Series you picked up & series you quit: I picked up the Secrets of Itlantis series by Kate Avery Ellison and I quit The Prince Catchers series by Katharine Ashe (I also picked this series up this year as well).

Most lenient & harshest ratings: Really, I’m just truthful. Perhaps Of Neptune by Anna Banks was the harshest rating. I’m never really lenient. lol.

Most hyped & furthest under the radar that you read: A Court of Thorns and Roses by Sarah J. Maas and Of Sea and Stone by Kate Avery Ellison.

Book you read that is red: A Court of Thorns and Roses by Sarah J. Maas

Starts with X, Y, or Z: Nope!

Book you hugged when you finished it: A Court of Thorns and Roses by Sarah J. Maas

Book you wanted to throw across a room: The Sculptor by Scott McCloud

Food you craved while/after reading a certain book: I don’t remember craving anything as a result of a book I was reading.

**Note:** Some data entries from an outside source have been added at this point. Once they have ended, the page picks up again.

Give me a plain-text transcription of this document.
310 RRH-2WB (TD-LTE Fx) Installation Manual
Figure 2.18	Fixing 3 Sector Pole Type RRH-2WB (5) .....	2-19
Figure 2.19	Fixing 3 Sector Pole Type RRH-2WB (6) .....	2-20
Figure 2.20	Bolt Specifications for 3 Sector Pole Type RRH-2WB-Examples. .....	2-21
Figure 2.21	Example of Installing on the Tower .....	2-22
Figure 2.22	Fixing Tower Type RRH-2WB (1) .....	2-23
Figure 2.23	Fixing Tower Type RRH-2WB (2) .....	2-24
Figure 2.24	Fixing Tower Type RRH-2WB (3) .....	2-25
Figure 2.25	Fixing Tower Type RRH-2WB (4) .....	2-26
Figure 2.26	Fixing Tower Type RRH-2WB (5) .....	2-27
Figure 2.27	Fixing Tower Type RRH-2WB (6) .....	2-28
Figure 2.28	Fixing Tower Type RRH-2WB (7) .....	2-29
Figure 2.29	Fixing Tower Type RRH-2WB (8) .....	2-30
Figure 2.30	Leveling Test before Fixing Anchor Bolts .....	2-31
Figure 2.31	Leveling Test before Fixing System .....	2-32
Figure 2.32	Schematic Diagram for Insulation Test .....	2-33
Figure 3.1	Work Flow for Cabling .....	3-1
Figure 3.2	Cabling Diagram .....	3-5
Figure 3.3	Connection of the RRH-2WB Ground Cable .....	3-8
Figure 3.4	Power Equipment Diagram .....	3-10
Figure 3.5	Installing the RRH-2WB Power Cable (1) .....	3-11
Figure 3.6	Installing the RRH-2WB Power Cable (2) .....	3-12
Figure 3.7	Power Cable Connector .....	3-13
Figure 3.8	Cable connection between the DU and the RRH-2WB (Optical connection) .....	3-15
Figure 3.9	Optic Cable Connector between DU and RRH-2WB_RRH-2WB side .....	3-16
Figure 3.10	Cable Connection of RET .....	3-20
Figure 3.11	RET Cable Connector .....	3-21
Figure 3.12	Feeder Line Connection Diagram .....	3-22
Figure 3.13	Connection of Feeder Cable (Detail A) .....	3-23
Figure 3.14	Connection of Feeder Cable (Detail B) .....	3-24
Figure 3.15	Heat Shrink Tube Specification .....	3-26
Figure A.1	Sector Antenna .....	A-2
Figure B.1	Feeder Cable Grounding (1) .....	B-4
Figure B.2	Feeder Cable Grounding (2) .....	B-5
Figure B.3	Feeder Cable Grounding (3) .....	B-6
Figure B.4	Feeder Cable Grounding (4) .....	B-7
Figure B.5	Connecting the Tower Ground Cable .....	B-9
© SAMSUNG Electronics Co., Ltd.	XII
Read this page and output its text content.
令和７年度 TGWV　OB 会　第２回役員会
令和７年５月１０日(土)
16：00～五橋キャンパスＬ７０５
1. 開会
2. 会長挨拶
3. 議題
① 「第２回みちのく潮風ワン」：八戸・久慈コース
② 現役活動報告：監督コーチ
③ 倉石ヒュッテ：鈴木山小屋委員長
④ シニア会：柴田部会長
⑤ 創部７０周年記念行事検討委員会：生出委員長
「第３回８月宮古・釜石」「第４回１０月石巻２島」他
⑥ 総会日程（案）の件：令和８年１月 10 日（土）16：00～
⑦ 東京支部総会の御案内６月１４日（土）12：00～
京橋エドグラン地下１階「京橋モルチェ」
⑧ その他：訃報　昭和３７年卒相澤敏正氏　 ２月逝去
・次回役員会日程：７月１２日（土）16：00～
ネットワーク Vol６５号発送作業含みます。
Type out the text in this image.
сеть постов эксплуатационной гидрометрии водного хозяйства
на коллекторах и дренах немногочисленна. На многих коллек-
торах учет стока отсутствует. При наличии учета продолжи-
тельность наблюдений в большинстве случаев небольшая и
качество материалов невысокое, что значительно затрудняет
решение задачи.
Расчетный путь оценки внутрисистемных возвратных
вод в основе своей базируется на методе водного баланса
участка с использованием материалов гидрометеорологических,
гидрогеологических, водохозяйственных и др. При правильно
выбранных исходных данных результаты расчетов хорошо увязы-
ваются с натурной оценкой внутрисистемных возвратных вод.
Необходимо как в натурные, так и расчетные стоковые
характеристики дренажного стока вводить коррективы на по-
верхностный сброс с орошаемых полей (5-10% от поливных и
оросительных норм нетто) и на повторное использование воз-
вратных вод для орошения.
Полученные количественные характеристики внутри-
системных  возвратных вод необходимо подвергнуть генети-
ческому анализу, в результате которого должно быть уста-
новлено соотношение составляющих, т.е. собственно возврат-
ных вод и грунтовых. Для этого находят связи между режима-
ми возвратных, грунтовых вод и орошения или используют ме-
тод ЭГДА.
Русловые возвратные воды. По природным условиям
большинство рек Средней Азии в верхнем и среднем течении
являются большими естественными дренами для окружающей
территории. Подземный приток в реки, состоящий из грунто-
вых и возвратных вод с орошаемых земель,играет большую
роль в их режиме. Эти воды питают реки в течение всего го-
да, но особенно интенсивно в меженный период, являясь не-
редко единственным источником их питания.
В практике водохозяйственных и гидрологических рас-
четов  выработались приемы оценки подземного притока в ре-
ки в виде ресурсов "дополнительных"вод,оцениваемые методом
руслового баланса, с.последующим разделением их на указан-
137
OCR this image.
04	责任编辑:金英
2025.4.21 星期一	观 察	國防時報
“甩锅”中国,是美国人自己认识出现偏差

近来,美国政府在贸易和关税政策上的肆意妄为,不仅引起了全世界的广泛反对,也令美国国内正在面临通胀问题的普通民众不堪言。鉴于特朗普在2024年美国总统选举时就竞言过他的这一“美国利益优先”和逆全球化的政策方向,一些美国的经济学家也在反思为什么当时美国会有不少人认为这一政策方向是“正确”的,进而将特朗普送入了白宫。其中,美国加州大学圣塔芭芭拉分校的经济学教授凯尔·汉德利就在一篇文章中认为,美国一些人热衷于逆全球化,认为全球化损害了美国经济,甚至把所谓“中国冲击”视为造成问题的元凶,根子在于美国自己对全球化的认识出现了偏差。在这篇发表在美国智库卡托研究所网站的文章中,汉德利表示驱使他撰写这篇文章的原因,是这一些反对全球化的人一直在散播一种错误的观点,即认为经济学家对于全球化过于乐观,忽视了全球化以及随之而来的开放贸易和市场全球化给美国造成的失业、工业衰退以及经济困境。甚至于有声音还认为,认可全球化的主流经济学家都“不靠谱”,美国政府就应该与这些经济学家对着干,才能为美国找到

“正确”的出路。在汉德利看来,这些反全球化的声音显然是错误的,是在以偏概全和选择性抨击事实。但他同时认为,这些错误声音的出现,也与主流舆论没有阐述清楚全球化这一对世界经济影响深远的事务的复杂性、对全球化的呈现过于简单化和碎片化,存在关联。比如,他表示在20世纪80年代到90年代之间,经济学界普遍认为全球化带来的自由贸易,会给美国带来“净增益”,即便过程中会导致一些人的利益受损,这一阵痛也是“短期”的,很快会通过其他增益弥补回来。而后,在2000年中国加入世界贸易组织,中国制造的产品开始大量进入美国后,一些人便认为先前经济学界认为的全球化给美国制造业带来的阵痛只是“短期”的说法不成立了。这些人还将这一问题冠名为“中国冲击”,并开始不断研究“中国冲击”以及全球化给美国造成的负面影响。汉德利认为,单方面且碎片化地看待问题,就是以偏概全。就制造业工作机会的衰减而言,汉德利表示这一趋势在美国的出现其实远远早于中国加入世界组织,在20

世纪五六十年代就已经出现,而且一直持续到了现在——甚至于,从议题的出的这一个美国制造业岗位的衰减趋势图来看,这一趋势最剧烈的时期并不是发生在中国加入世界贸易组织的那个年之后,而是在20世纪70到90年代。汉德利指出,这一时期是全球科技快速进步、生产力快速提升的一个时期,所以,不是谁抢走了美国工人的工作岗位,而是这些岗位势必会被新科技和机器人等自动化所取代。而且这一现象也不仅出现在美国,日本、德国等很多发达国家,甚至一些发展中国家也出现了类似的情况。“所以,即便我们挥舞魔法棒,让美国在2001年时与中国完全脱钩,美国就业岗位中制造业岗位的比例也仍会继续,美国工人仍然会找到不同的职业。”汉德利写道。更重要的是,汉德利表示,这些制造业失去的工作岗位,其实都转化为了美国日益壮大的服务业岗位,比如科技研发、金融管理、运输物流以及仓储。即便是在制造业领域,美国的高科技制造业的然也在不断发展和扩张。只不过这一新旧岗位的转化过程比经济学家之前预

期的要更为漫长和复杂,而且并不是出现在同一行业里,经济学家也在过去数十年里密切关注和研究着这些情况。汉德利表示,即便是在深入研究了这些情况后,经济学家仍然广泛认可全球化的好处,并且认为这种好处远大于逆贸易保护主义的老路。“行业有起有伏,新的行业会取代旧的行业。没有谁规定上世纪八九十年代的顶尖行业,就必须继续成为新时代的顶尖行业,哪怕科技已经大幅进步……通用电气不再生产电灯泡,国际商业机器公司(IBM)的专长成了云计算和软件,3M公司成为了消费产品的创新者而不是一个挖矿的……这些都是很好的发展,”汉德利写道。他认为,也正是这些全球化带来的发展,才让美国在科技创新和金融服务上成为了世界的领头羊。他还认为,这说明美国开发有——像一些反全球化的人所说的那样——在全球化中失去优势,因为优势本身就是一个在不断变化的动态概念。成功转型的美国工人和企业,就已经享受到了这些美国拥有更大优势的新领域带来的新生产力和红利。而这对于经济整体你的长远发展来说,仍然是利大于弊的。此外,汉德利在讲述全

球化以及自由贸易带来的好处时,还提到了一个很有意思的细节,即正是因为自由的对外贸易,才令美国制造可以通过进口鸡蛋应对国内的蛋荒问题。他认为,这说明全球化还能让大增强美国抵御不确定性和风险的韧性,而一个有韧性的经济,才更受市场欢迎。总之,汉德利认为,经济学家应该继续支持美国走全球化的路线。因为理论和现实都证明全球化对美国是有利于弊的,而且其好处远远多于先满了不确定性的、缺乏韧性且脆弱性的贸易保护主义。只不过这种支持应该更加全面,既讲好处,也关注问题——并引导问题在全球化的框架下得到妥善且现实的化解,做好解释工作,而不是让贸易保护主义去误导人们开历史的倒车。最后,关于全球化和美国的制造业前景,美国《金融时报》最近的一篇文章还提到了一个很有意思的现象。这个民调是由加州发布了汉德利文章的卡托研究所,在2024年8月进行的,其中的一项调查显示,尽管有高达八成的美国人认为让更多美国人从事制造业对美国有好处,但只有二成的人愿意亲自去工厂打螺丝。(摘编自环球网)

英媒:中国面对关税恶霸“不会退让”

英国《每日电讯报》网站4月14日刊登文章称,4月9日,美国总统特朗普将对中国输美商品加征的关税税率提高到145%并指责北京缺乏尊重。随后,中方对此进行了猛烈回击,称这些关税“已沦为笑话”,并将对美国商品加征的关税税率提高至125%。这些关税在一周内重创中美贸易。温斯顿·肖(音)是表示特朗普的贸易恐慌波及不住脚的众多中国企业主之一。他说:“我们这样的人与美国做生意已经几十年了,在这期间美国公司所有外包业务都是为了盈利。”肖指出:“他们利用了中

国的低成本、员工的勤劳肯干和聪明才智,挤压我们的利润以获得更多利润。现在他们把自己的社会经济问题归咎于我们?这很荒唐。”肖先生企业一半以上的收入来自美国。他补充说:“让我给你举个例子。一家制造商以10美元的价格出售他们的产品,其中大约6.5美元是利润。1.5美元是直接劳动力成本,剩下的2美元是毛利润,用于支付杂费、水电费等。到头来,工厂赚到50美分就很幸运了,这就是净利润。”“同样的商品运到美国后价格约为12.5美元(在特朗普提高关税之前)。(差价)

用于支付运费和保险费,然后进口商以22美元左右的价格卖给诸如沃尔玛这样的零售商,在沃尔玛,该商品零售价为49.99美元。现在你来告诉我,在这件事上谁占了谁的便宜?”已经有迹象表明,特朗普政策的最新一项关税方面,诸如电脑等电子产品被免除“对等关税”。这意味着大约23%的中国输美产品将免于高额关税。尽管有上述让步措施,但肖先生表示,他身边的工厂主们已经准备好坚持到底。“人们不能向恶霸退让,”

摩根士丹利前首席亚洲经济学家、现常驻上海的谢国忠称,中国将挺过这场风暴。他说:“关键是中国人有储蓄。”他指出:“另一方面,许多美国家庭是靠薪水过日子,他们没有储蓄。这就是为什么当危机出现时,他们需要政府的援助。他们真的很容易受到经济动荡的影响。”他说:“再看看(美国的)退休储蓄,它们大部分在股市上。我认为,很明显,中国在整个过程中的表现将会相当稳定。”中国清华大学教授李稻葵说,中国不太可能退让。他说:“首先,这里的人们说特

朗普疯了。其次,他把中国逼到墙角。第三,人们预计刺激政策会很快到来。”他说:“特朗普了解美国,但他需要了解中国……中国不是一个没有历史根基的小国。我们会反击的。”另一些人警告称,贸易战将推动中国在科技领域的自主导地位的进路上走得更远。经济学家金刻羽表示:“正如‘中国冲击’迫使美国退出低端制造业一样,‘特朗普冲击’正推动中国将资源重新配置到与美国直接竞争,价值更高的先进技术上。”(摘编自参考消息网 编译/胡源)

Book that became an instant go-to recommendation: A Court of Thorns and Roses by Sarah J. Maas and Of Sea and Stone by Kate Avery Ellison

Furthest out of your comfort zone: The Fault in Our Stars by John Green

Read on a recommendation (that you may not have picked up yourself): The Devil You Know by Trish Doller

Forced yourself to finish: I Married the Duke by Katharine Ashe

Series or author’s works you binged (whether all at once or throughout the year): Nope.

• Post of 2015: My Happy New Year post and my January link-up for the Debut Author Challenge were both posted on January 1.
• Review of 2015: A Thousand Pieces of You by Claudia Gray

• Post of 2015: End of Year Book Survey
• Review of 2015: The Kiss Before Christmas by Sophie Pembroke

Number of posts in 2015: 152

Number of reviews posted this year: 31

Least coherent review: A Court of Thorns and Roses

Post with the most views (posted in 2015): 2016 Debut Author Challenge Sign-Ups

Post you wish you could re-write: I’m happy with them all!